Filamentary Hierarchies and Superbubbles II: Impact of superbubbles and galactic dynamics on filament formation and fragmentation

TL;DR

This study examines how galactic shear, supernovae, magnetic fields, and superbubbles influence filament formation, stability, and fragmentation in a simulated Milky Way-like galaxy, revealing the dominant factors and regional differences.

Contribution

It provides a detailed analysis of the roles of various galactic phenomena on filament dynamics and introduces new insights into the influence of magnetic fields and pressure ratios.

Findings

Magnetic fields significantly stabilize filaments.

Outer disk filaments are more affected by shear.

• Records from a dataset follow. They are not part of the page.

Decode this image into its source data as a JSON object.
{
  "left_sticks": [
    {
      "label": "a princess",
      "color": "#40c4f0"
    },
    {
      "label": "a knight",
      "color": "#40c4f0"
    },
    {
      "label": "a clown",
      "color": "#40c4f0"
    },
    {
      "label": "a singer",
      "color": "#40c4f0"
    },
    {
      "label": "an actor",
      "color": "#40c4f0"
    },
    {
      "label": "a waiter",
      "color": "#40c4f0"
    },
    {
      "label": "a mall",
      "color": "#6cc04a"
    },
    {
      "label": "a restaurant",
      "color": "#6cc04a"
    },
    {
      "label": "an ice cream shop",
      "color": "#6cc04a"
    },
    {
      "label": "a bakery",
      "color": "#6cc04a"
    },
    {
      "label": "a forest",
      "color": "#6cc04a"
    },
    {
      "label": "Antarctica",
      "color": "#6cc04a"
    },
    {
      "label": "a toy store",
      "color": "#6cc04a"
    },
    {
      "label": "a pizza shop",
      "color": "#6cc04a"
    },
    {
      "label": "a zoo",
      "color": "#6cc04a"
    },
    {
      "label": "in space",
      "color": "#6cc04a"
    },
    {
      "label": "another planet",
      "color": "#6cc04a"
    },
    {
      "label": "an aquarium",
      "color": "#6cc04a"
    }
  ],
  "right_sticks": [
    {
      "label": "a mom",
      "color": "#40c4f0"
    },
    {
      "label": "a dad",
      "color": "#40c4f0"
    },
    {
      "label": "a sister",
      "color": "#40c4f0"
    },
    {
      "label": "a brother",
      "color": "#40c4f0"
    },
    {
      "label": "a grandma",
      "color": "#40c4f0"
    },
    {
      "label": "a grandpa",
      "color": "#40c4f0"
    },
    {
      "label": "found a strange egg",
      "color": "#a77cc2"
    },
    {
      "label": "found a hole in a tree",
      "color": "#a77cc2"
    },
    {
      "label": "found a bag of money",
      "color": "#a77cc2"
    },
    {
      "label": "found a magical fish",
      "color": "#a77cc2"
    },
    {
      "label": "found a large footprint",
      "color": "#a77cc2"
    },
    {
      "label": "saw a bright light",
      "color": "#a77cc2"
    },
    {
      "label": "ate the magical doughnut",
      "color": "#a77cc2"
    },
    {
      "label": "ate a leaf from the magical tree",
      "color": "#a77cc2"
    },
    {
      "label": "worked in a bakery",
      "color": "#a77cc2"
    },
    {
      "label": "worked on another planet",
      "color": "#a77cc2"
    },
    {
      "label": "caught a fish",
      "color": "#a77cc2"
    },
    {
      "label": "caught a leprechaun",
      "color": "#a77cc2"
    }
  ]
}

Filaments with low pressure ratio tend to be gravitationally supercritical.

Abstract

Large scale phenomena in spiral galaxies such as shear, supernovae, and magnetic fields all contribute to the formation and subsequent evolution of filamentary structure and star formation within them. In this paper, we analyze the properties and dynamics of filaments in a simulated Milky Way-like galaxy from Zhao et al. 2024. Using filament and superbubble structure analysis codes, we investigate the roles of galactic shear, supernovae and superbubbles, and magnetic fields on the stability and fragmentation of filaments. We find that local shear has little effect on filament stability and the largest structures at outer radii of the disk may be more likely to be dissipated by shear than supernovae. Filaments are largely parallel to the magnetic field, which plays a significant role in filament stability. By measuring the ratio of surface pressure on a filament to that on its central spine, $\chi_f=P_{surf}/P_{central}$, we find that filaments with $\chi_f \le 1$ are dominated by their own self gravity and have a strong tendency to be gravitationally supercritical, whereas those with $\chi_f > 1$ are either transitory or in the act of being formed. Finally, we investigate the role of ISM pressure on filament dynamics and stability as a function of galactic radius, finding considerable changes in filament stability and the accompanying star formation rates in the inner versus outer regions of the disk.